Well, that’s just a very bad logic loop. God is who God is, and we are his creation. We are evidence, not false trials in a lab. One can be true (God made us like him). One is ridiculous (we can limit who God is).

I think we distrust scripture’s portrayal of God’s anger because the very idea of his anger is frightening. To believe God can be angry allows for God to be the source of our emotional makeup. In God’s perfection, with emotions in play, his anger would be not only be justified. God’s anger would be required. Why would he resist appropriate anger? 

Aaaak. We are certainly doomed. Unless he loves us. Oh.

Next, giving God emotional range implies Numbers could be correct, noting that God has the ability to physically interact with us. We don’t want to be alone, but do we want to be watched by God? By fencing off God we conclude that God cannot step into our lives and affect our movements and activities. God cannot see into our hearts and minds. God would not deign to break the plane of creator and creature. Would he? God cannot physically display his presence in some unmistakable way. Can he? 

Now the people complained bitterly in the hearing of the LORD; and when he heard it his wrath flared up, so that the LORD’s fire burned among them and consumed the outskirts of the camp.

Numbers must be some allegorical concoction, a clunky contraption meant to scare us into being good rather than bad. That’s what some of us think. 

The Israelites, hounded by “riffraff” who hungered for meat, complained for meat rather than just manna. God agreed to give them meat. So much meat that the Israelites would gorge themselves and meat would pour out their nostrils. Moses doubted that such a thing was possible.

Can enough sheep and cattle be slaughtered for them? If all the fish of the sea were caught for them, would they have enough?

God then becomes annoyed with Moses. This old guy had plenty of reason to be weary of both the Israelites and of God. Surely, many of us hope, this scripture is a manufactured teaching of some sort and not an accurate, eyewitness account of God and humanity.

The LORD answered Moses: Is this beyond the LORD’s reach? You shall see now whether or not what I have said to you takes place.

What if this story is true? It would smash the wall between us and God. It would mean that we are like God, a God who expresses emotions in a range so wide as to include the ability to project consequences. 

Therefore the LORD will give you meat to eat, and you will eat it, not for one day, or two days, or five, or ten, or twenty days, but for a whole month—until it comes out of your very nostrils and becomes loathsome to you.
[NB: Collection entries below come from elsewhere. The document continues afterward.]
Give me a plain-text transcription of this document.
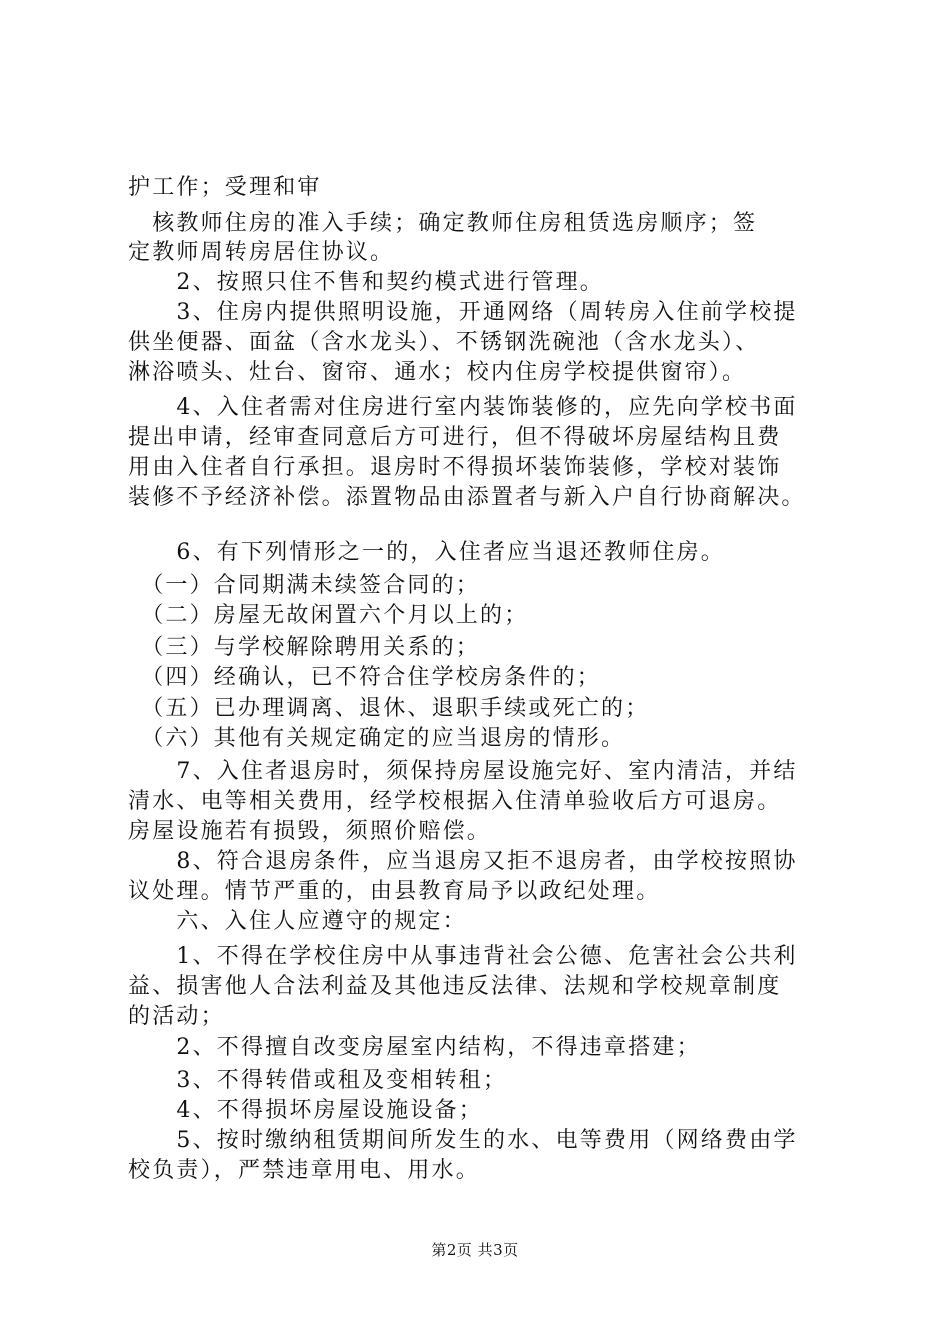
护工作；受理和审
　核教师住房的准入手续；确定教师住房租赁选房顺序；签
定教师周转房居住协议。
　　2、按照只住不售和契约模式进行管理。
　　3、住房内提供照明设施，开通网络（周转房入住前学校提
供坐便器、面盆（含水龙头）、不锈钢洗碗池（含水龙头）、
淋浴喷头、灶台、窗帘、通水；校内住房学校提供窗帘）。
　　4、入住者需对住房进行室内装饰装修的，应先向学校书面
提出申请，经审查同意后方可进行，但不得破坏房屋结构且费
用由入住者自行承担。退房时不得损坏装饰装修，学校对装饰
装修不予经济补偿。添置物品由添置者与新入户自行协商解决。
　　6、有下列情形之一的，入住者应当退还教师住房。
　（一）合同期满未续签合同的；
　（二）房屋无故闲置六个月以上的；
　（三）与学校解除聘用关系的；
　（四）经确认，已不符合住学校房条件的；
　（五）已办理调离、退休、退职手续或死亡的；
　（六）其他有关规定确定的应当退房的情形。
　　7、入住者退房时，须保持房屋设施完好、室内清洁，并结
清水、电等相关费用，经学校根据入住清单验收后方可退房。
房屋设施若有损毁，须照价赔偿。
　　8、符合退房条件，应当退房又拒不退房者，由学校按照协
议处理。情节严重的，由县教育局予以政纪处理。
　　六、入住人应遵守的规定：
　　1、不得在学校住房中从事违背社会公德、危害社会公共利
益、损害他人合法利益及其他违反法律、法规和学校规章制度
的活动；
　　2、不得擅自改变房屋室内结构，不得违章搭建；
　　3、不得转借或租及变相转租；
　　4、不得损坏房屋设施设备；
　　5、按时缴纳租赁期间所发生的水、电等费用（网络费由学
校负责），严禁违章用电、用水。
第2页 共3页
For you have rejected the LORD who is in your midst, and in his presence you have cried, ‘Why did we ever leave Egypt?’”

Yet, if we believe this can be an authoritative and reliable account of God and us, then the other demeanors which we display can be presented in God’s perfection. That is, mercy and love.

When the youngsters we overfed as a fun and terrible teaching tool cry out in pain, we soothe them. When they can’t control their bowels or their stomachs, we clean them up. When they hoard their candy and gorge on it later, we discuss with them the ugly outcome of crystallized chocolate. Just like God we know what will happen with unbridled eating.

Anger isn’t the only emotion we experience with children. All the other emotions are at play too. We suffer the pain along with those in our charge, and we hold them. We laugh with them. We are surprised with them, even when nothing is really surprising. We engage with them completely. 

We are not only angry with the little ones. All the emotions engage us. To not be all in with our children would be cruel.

This makes us like our God. Mounting frustration. Awful anger. Righteous punishment. Complete forgiveness. Abundant provisions. Undeserved and unexpected Mercy. All of these with constant love. 

These spent emotions do not diminish God. They affirm that he is our Father. He lifts us up to him.